應該說我們周圍的空間是很大的。我們不可能一伸手就觸摸到地平線。鬱鬱蔥蔥的森林或湖泊也並不是就在我的門口,在這中間還有一塊我們熟悉而且使用著的空地,我們多多少少整理了一些,還圍了籬笆。我們仿佛是從大自然手中把它索取來的。我有什麽理由要占領這麽大的範圍和規模,為什麽這不見人煙、遭受人類遺棄、有著這麽大麵積的森林會歸我所有呢?離我最近的鄰居在一英裏外,見不到什麽房子,除非登上半裏以外的小山頂舉目遠眺,才能看見一點房屋。我的地平線被森林包圍起來,供我獨自享用,望得最遠的地方,也隻是湖的一端鋪設的鐵路和湖的另一端沿著山林的公路上圍建的籬笆。從大體上看,我居住在這個地方,和生活在大草原上一樣寂寞。這裏離新英格蘭像離亞洲和非洲一樣遠。可以說,我擁有自己的太陽、月亮和星星,這是一個完全屬於自己的小世界。晚上的時候,從來沒有人經過我的屋子,或者是敲我的門,我仿佛成了人類的第一個人或是最後一個人。除非是在春天,隔了很長時間,才會有人來釣魚,而在瓦爾登湖,很顯然他們隻能釣到自己的本性,而魚鉤也隻能鉤起黑夜——於是他們很快就走了,常常是帶著輕飄飄的魚簍離開的,把“世界留給黑夜和我”,而黑夜的核心從來沒有被人類任何一個鄰舍褻瀆過。我確信,通常人們還是有些害怕黑暗的,雖然妖魔都被絞死了,基督教和蠟燭的火焰也被引進來了。

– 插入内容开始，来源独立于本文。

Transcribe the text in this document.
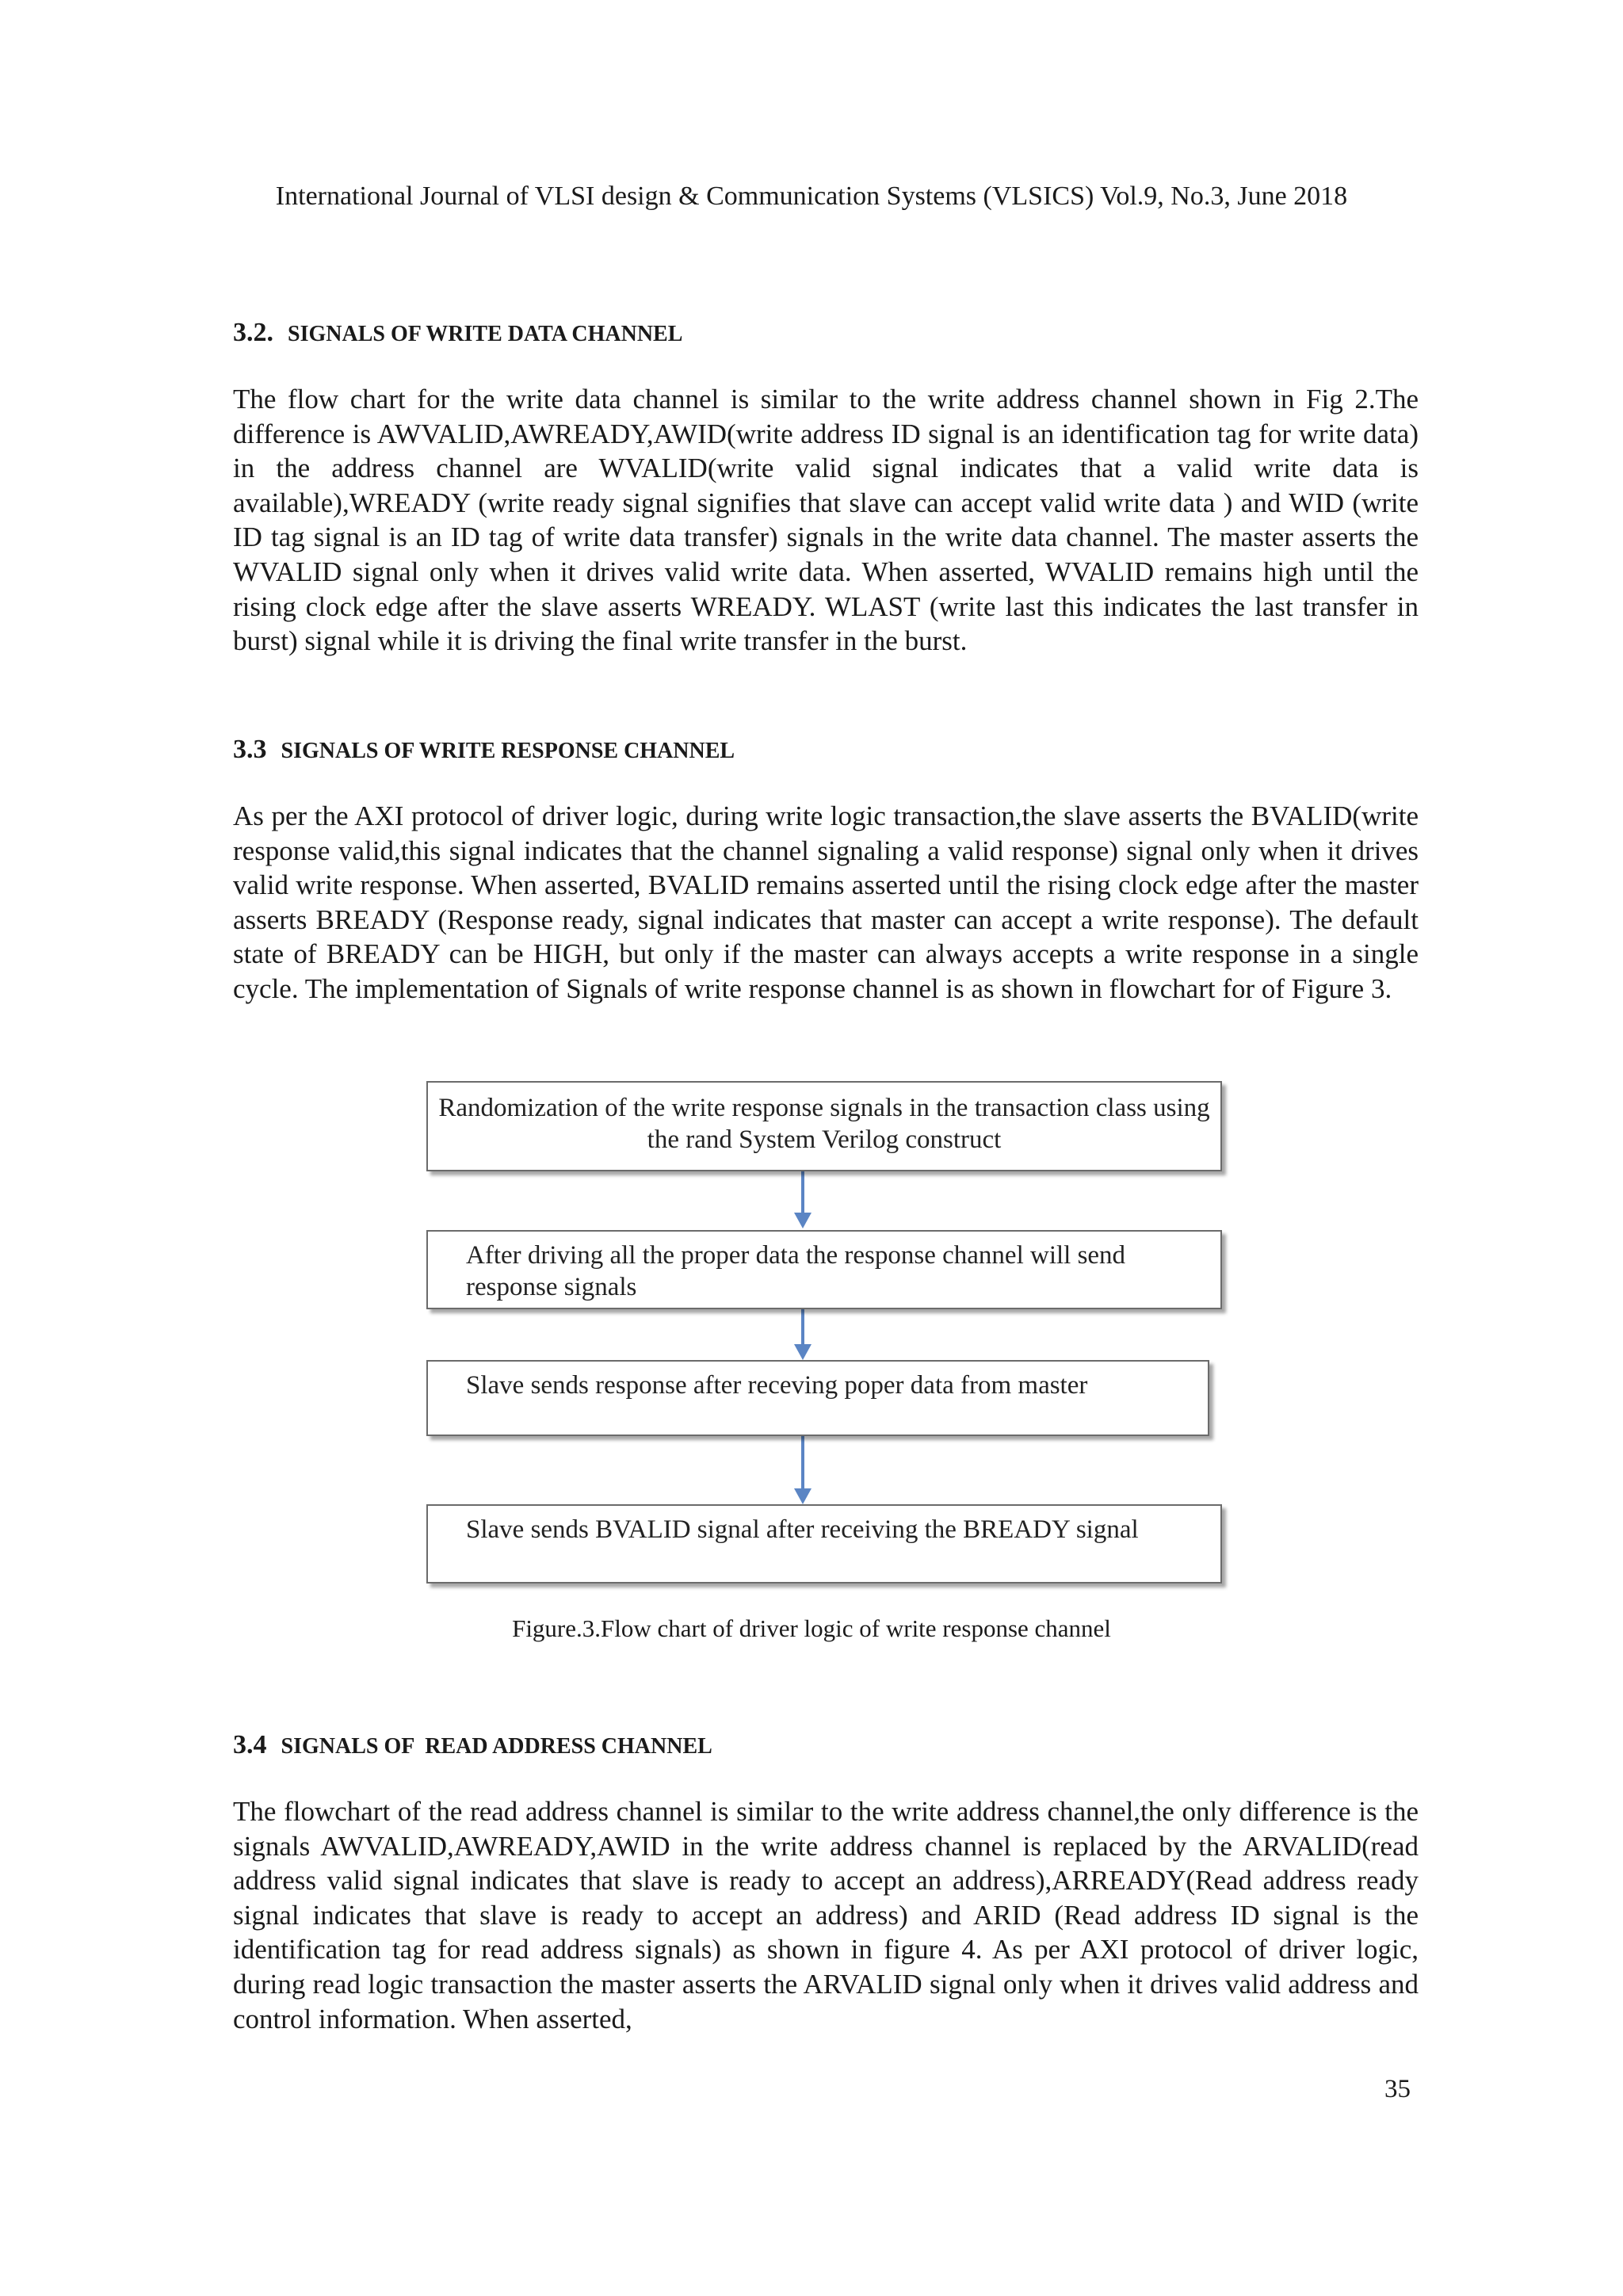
International Journal of VLSI design & Communication Systems (VLSICS) Vol.9, No.3, June 2018
3.2. SIGNALS OF WRITE DATA CHANNEL

The flow chart for the write data channel is similar to the write address channel shown in Fig 2.The difference is AWVALID,AWREADY,AWID(write address ID signal is an identification tag for write data) in the address channel are WVALID(write valid signal indicates that a valid write data is available),WREADY (write ready signal signifies that slave can accept valid write data ) and WID (write ID tag signal is an ID tag of write data transfer) signals in the write data channel. The master asserts the WVALID signal only when it drives valid write data. When asserted, WVALID remains high until the rising clock edge after the slave asserts WREADY. WLAST (write last this indicates the last transfer in burst) signal while it is driving the final write transfer in the burst.

3.3 SIGNALS OF WRITE RESPONSE CHANNEL

As per the AXI protocol of driver logic, during write logic transaction,the slave asserts the BVALID(write response valid,this signal indicates that the channel signaling a valid response) signal only when it drives valid write response. When asserted, BVALID remains asserted until the rising clock edge after the master asserts BREADY (Response ready, signal indicates that master can accept a write response). The default state of BREADY can be HIGH, but only if the master can always accepts a write response in a single cycle. The implementation of Signals of write response channel is as shown in flowchart for of Figure 3.

Randomization of the write response signals in the transaction class using the rand System Verilog construct
After driving all the proper data the response channel will send response signals
Slave sends response after receving poper data from master
Slave sends BVALID signal after receiving the BREADY signal
Figure.3.Flow chart of driver logic of write response channel
3.4 SIGNALS OF  READ ADDRESS CHANNEL

The flowchart of the read address channel is similar to the write address channel,the only difference is the signals AWVALID,AWREADY,AWID in the write address channel is replaced by the ARVALID(read address valid signal indicates that slave is ready to accept an address),ARREADY(Read address ready signal indicates that slave is ready to accept an address) and ARID (Read address ID signal is the identification tag for read address signals) as shown in figure 4. As per AXI protocol of driver logic, during read logic transaction the master asserts the ARVALID signal only when it drives valid address and control information. When asserted,

35
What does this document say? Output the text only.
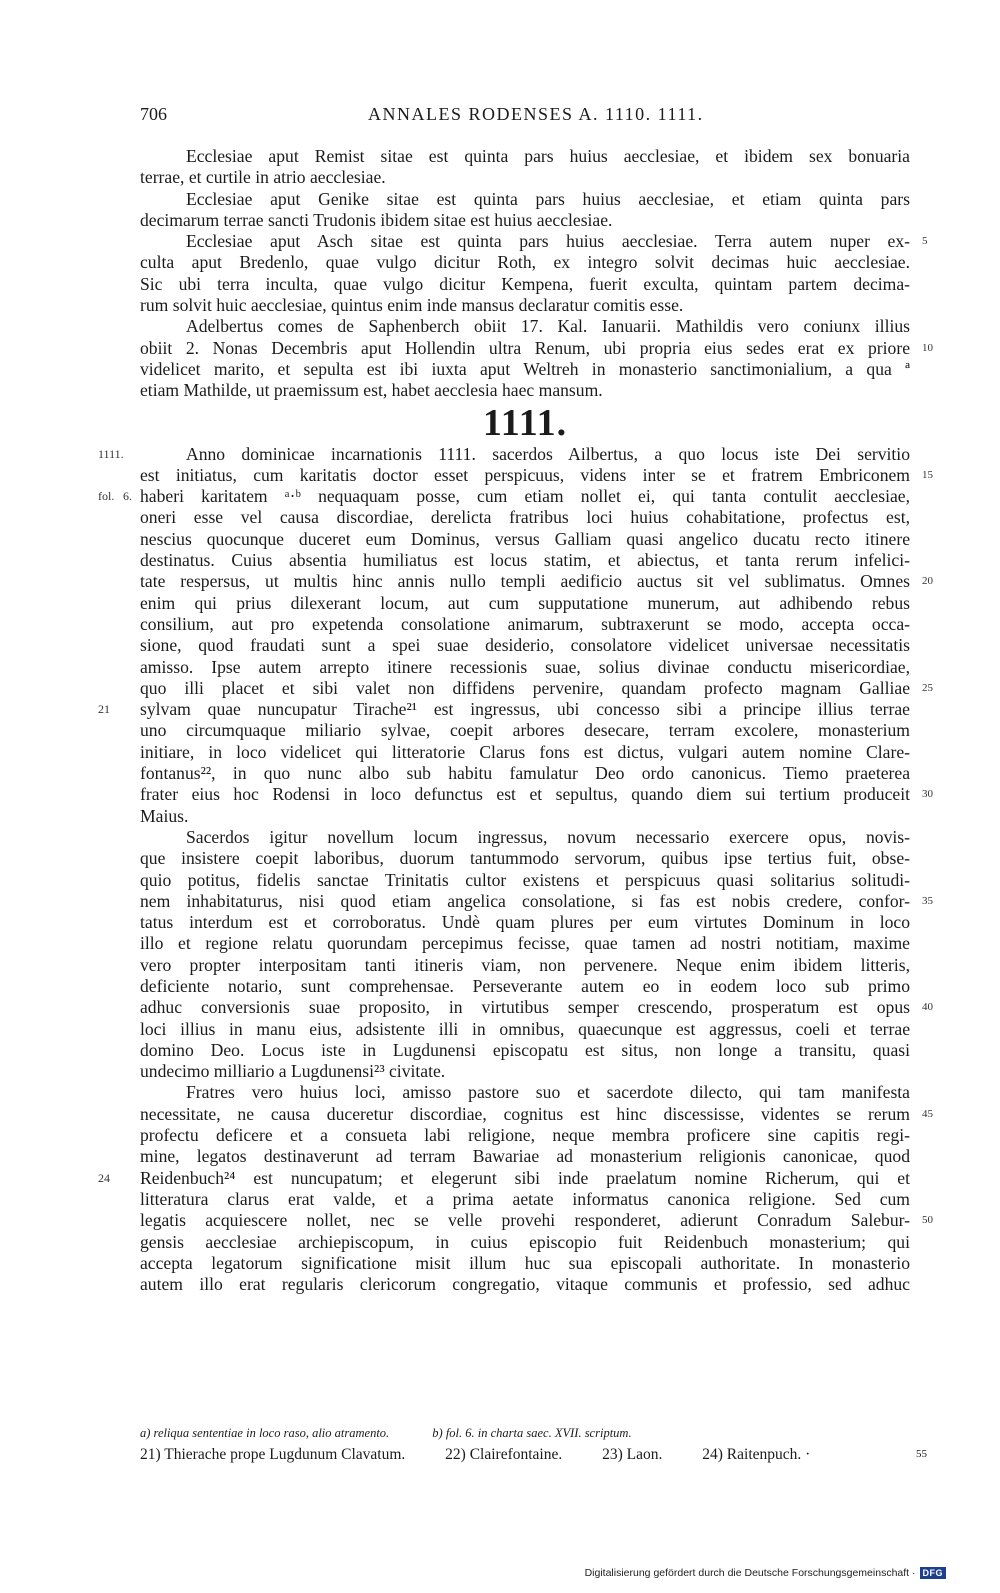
706	ANNALES RODENSES A. 1110. 1111.
Ecclesiae aput Remist sitae est quinta pars huius aecclesiae, et ibidem sex bonuaria
terrae, et curtile in atrio aecclesiae.
Ecclesiae aput Genike sitae est quinta pars huius aecclesiae, et etiam quinta pars
decimarum terrae sancti Trudonis ibidem sitae est huius aecclesiae.
Ecclesiae aput Asch sitae est quinta pars huius aecclesiae. Terra autem nuper ex- 5
culta aput Bredenlo, quae vulgo dicitur Roth, ex integro solvit decimas huic aecclesiae.
Sic ubi terra inculta, quae vulgo dicitur Kempena, fuerit exculta, quintam partem decima-
rum solvit huic aecclesiae, quintus enim inde mansus declaratur comitis esse.
Adelbertus comes de Saphenberch obiit 17. Kal. Ianuarii. Mathildis vero coniunx illius
obiit 2. Nonas Decembris aput Hollendin ultra Renum, ubi propria eius sedes erat ex priore 10
videlicet marito, et sepulta est ibi iuxta aput Weltreh in monasterio sanctimonialium, a qua ª
etiam Mathilde, ut praemissum est, habet aecclesia haec mansum.
1111.
Anno dominicae incarnationis 1111. sacerdos Ailbertus, a quo locus iste Dei servitio
1111.
est initiatus, cum karitatis doctor esset perspicuus, videns inter se et fratrem Embriconem 15
haberi karitatem ᵃ·ᵇ nequaquam posse, cum etiam nollet ei, qui tanta contulit aecclesiae,
fol. 6.
oneri esse vel causa discordiae, derelicta fratribus loci huius cohabitatione, profectus est,
nescius quocunque duceret eum Dominus, versus Galliam quasi angelico ducatu recto itinere
destinatus. Cuius absentia humiliatus est locus statim, et abiectus, et tanta rerum infelici-
tate respersus, ut multis hinc annis nullo templi aedificio auctus sit vel sublimatus. Omnes 20
enim qui prius dilexerant locum, aut cum supputatione munerum, aut adhibendo rebus
consilium, aut pro expetenda consolatione animarum, subtraxerunt se modo, accepta occa-
sione, quod fraudati sunt a spei suae desiderio, consolatore videlicet universae necessitatis
amisso. Ipse autem arrepto itinere recessionis suae, solius divinae conductu misericordiae,
quo illi placet et sibi valet non diffidens pervenire, quandam profecto magnam Galliae 25
sylvam quae nuncupatur Tirache²¹ est ingressus, ubi concesso sibi a principe illius terrae
21
uno circumquaque miliario sylvae, coepit arbores desecare, terram excolere, monasterium
initiare, in loco videlicet qui litteratorie Clarus fons est dictus, vulgari autem nomine Clare-
fontanus²², in quo nunc albo sub habitu famulatur Deo ordo canonicus. Tiemo praeterea
frater eius hoc Rodensi in loco defunctus est et sepultus, quando diem sui tertium produceit 30
Maius.
Sacerdos igitur novellum locum ingressus, novum necessario exercere opus, novis-
que insistere coepit laboribus, duorum tantummodo servorum, quibus ipse tertius fuit, obse-
quio potitus, fidelis sanctae Trinitatis cultor existens et perspicuus quasi solitarius solitudi-
nem inhabitaturus, nisi quod etiam angelica consolatione, si fas est nobis credere, confor- 35
tatus interdum est et corroboratus. Undè quam plures per eum virtutes Dominum in loco
illo et regione relatu quorundam percepimus fecisse, quae tamen ad nostri notitiam, maxime
vero propter interpositam tanti itineris viam, non pervenere. Neque enim ibidem litteris,
deficiente notario, sunt comprehensae. Perseverante autem eo in eodem loco sub primo
adhuc conversionis suae proposito, in virtutibus semper crescendo, prosperatum est opus 40
loci illius in manu eius, adsistente illi in omnibus, quaecunque est aggressus, coeli et terrae
domino Deo. Locus iste in Lugdunensi episcopatu est situs, non longe a transitu, quasi
undecimo milliario a Lugdunensi²³ civitate.
Fratres vero huius loci, amisso pastore suo et sacerdote dilecto, qui tam manifesta
necessitate, ne causa duceretur discordiae, cognitus est hinc discessisse, videntes se rerum 45
profectu deficere et a consueta labi religione, neque membra proficere sine capitis regi-
mine, legatos destinaverunt ad terram Bawariae ad monasterium religionis canonicae, quod
Reidenbuch²⁴ est nuncupatum; et elegerunt sibi inde praelatum nomine Richerum, qui et
24
litteratura clarus erat valde, et a prima aetate informatus canonica religione. Sed cum
legatis acquiescere nollet, nec se velle provehi responderet, adierunt Conradum Salebur- 50
gensis aecclesiae archiepiscopum, in cuius episcopio fuit Reidenbuch monasterium; qui
accepta legatorum significatione misit illum huc sua episcopali authoritate. In monasterio
autem illo erat regularis clericorum congregatio, vitaque communis et professio, sed adhuc
a) reliqua sententiae in loco raso, alio atramento.	b) fol. 6. in charta saec. XVII. scriptum.
21) Thierache prope Lugdunum Clavatum.	22) Clairefontaine.	23) Laon.	24) Raitenpuch. ·	55
Digitalisierung gefördert durch die Deutsche Forschungsgemeinschaft · DFG
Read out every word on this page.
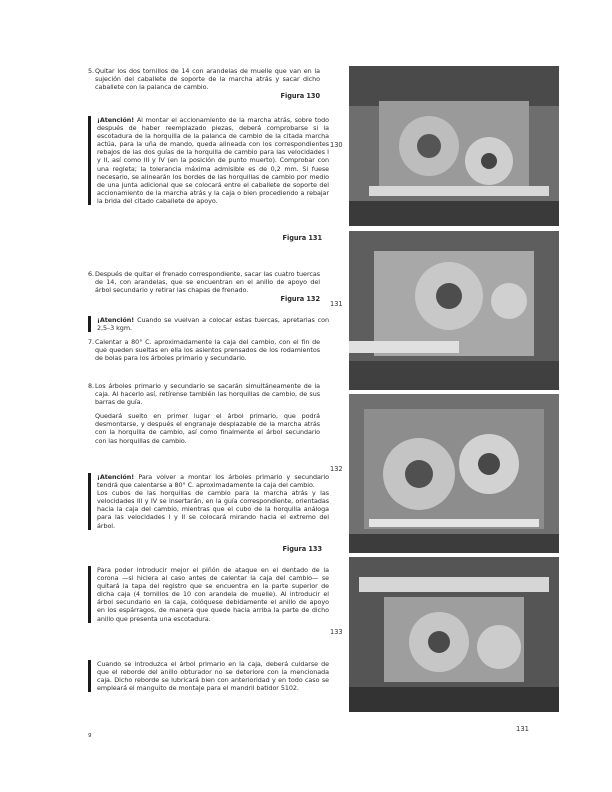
5. Quitar los dos tornillos de 14 con arandelas de muelle que van en la sujeción del caballete de soporte de la marcha atrás y sacar dicho caballete con la palanca de cambio.
Figura 130
¡Atención! Al montar el accionamiento de la marcha atrás, sobre todo después de haber reemplazado piezas, deberá comprobarse si la escotadura de la horquilla de la palanca de cambio de la citada marcha actúa, para la uña de mando, queda alineada con los correspondientes rebajos de las dos guías de la horquilla de cambio para las velocidades I y II, así como III y IV (en la posición de punto muerto). Comprobar con una regleta; la tolerancia máxima admisible es de 0,2 mm. Si fuese necesario, se alinearán los bordes de las horquillas de cambio por medio de una junta adicional que se colocará entre el caballete de soporte del accionamiento de la marcha atrás y la caja o bien procediendo a rebajar la brida del citado caballete de apoyo.
Figura 131
6. Después de quitar el frenado correspondiente, sacar las cuatro tuercas de 14, con arandelas, que se encuentran en el anillo de apoyo del árbol secundario y retirar las chapas de frenado.
Figura 132
¡Atención! Cuando se vuelvan a colocar estas tuercas, apretarlas con 2,5–3 kgm.
7. Calentar a 80° C. aproximadamente la caja del cambio, con el fin de que queden sueltas en ella los asientos prensados de los rodamientos de bolas para los árboles primario y secundario.
8. Los árboles primario y secundario se sacarán simultáneamente de la caja. Al hacerlo así, retírense también las horquillas de cambio, de sus barras de guía.
Quedará suelto en primer lugar el árbol primario, que podrá desmontarse, y después el engranaje desplazable de la marcha atrás con la horquilla de cambio, así como finalmente el árbol secundario con las horquillas de cambio.
¡Atención! Para volver a montar los árboles primario y secundario tendrá que calentarse a 80° C. aproximadamente la caja del cambio.
Los cubos de las horquillas de cambio para la marcha atrás y las velocidades III y IV se insertarán, en la guía correspondiente, orientadas hacia la caja del cambio, mientras que el cubo de la horquilla análoga para las velocidades I y II se colocará mirando hacia el extremo del árbol.
Figura 133
Para poder introducir mejor el piñón de ataque en el dentado de la corona —si hiciera al caso antes de calentar la caja del cambio— se quitará la tapa del registro que se encuentra en la parte superior de dicha caja (4 tornillos de 10 con arandela de muelle). Al introducir el árbol secundario en la caja, colóquese debidamente el anillo de apoyo en los espárragos, de manera que quede hacia arriba la parte de dicho anillo que presenta una escotadura.
Cuando se introduzca el árbol primario en la caja, deberá cuidarse de que el reborde del anillo obturador no se deteriore con la mencionada caja. Dicho reborde se lubricará bien con anterioridad y en todo caso se empleará el manguito de montaje para el mandril batidor 5102.
130
131
132
133
131
9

然而有時我會有這樣的經曆,在任何一樣大自然的事物中,你總能找到最甜蜜、最柔和、最純真、最讓人精神振奮的伴侶,就是對那些憤世嫉俗和憂心忡忡的人也是一樣。生活在大自然中,隻要感官還在發揮作用,就不可能有太深重的憂鬱,當我享受著四季的友愛時,不管什麽都不會讓生命成為我沉重的負擔。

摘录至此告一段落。